Is there a way I could create a dataframe like the first one but with coordinates of each text as a Rect() for example ?

Solution

Here is a solution that might work for you. You populate a dataframe with a custom object TextRect with coordinates and texts. Then you separate coordinates and texts into 2 dataframes :

from fitz.fitz import Rect  # Rect coordinates
from tabula import read_pdf  # to extract table dataframe from pdf
import numpy as np
import pandas as pd

class TextRect:
    """
    Class TextRect aim to store an object with a text and its coordinates in a Rect object.
    Arguments:
        - top (float) : top coordinates of the text
        - left (float) : left coordinates of the text
        - width (float) : width coordinates of the text
        - height (float) : height coordinates of the text
        - text (string) : text of the PDF we are dealing with
    """

    def __init__(self, top, left, width, height, text):
        self._rect = Rect(left + width, top - height, left, top)
        self._text = text

    def get_rect(self):
        """
        Function to return the Rect object
        """
        return self._rect

    def get_text(self):
        """
        Function to return the string text
        """
        return self._text


def transform(x):
    """
    Function to transform dictionary into TextRect object
    Argument:
        - x (dict) : dictionary with key {'top', 'left', 'width', 'height', 'text'}
    Return:
        - TextRect object with coordinates of text, text and page of text.
    """
    return TextRect(**x)


def transform_text(textRect):
    """
    Function to get the text of a TextRect object
    Argument:
        - textRect (TextRect) : TextRect object
    Return:
        - text (string)
    """
    return textRect.get_text()


def transform_rect(x):
    """
    Function to get the Rect coordinates of a TextRect object
    Argument:
        - textRect (TextRect) : TextRect object
    Return:
        - rectangle coordinates (Rect)
    """
    return x.get_rect()


def get_text_df(json_df):
    """
    Function to get a dataframe with text only
    Arguments :
        - json_df (pandas.DataFrame(TextRect)) : df is a dataframe from raw json table
    Return : pandas.DataFrame(String)
    """
    # Vectorisation of transform() function for more speed
    vtransform = np.vectorize(transform)
    vtransform_text = np.vectorize(transform_text)

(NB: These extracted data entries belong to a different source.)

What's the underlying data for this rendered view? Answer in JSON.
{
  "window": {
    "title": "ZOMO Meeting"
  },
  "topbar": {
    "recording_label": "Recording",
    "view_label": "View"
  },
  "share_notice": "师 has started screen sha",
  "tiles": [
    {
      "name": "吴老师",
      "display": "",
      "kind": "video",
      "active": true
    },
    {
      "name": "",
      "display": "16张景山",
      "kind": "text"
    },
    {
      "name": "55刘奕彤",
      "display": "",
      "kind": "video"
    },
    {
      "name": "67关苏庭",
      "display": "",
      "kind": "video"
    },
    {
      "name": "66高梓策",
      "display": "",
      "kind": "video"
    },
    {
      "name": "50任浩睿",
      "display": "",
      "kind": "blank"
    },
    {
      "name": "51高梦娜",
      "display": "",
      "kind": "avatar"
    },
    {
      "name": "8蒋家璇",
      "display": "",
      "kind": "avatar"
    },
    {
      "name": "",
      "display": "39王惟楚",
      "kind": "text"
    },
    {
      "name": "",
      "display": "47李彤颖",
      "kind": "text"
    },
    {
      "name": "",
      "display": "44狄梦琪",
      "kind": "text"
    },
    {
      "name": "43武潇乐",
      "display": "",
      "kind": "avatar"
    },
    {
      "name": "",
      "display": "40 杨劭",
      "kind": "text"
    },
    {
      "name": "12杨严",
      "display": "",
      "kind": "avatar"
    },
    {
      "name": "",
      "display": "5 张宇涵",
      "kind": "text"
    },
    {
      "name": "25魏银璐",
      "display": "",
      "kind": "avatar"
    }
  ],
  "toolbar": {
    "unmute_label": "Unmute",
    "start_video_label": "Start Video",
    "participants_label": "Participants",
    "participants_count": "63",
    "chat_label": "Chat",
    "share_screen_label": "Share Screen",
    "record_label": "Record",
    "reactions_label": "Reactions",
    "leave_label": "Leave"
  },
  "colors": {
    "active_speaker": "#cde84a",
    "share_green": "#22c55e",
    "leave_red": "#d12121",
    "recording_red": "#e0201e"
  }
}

    # Apply on all value transform() and transform_text() to get from json
    # dataframe the TextRect object then the string text
    return json_df.apply(vtransform).apply(vtransform_text)


def get_rect_df(json_df):
    """
    Function to get a dataframe with Rect coordinates only
    Arguments :
        - json_df (pandas.DataFrame(TextRect)) : df is a dataframe from raw json table
    Return : pandas.DataFrame(Rect)
    """
    # Vectorisation of transform() function for more speed
    vtransform = np.vectorize(transform)

    # Apply on all value transform() and transform_text() to get from json
    # dataframe the TextRect object then the Rect coordinates
    return json_df.apply(vtransform).applymap(transform_rect)

def extract_df_list(file_path):
    """
    Method to extract 2 lists, one with dataframes containing text table,
    one with dataframes containing coordinates tables.
    Argument:
        - file_path (string) : String path of the PDF file
    Returns :
        - document_txt (list of pandas.DataFrame) : List of DataFrame. Each dataframe correspond
        to text found in all table.
        - document_rect (list of pandas.DataFrame) : List of DataFrame. Each dataframe correspond
        to text coordinates found in all table.
    """
    json_pages = []

    # For all page, we extract all table as a json and put them into a list
    json_pages.append(read_pdf(file_path, pages='all', output_format='json'))

    # Extract txt and coordinates from json
    list_df_txt = []
    list_df_rect = []

    # For all page, we iterate over each json table found to extract text and coordinates
    for json_df in json_pages:
        list_df_txt.append(get_text_df(pd.DataFrame(json_df['data'])))
        list_df_rect.append(get_rect_df(pd.DataFrame(json_df['data'])))

    return list_df_txt, list_df_rect

# Get your 2 dataframes
list_df_1_txt, list_df_1_rect = extract_df_list("file_path_pdf")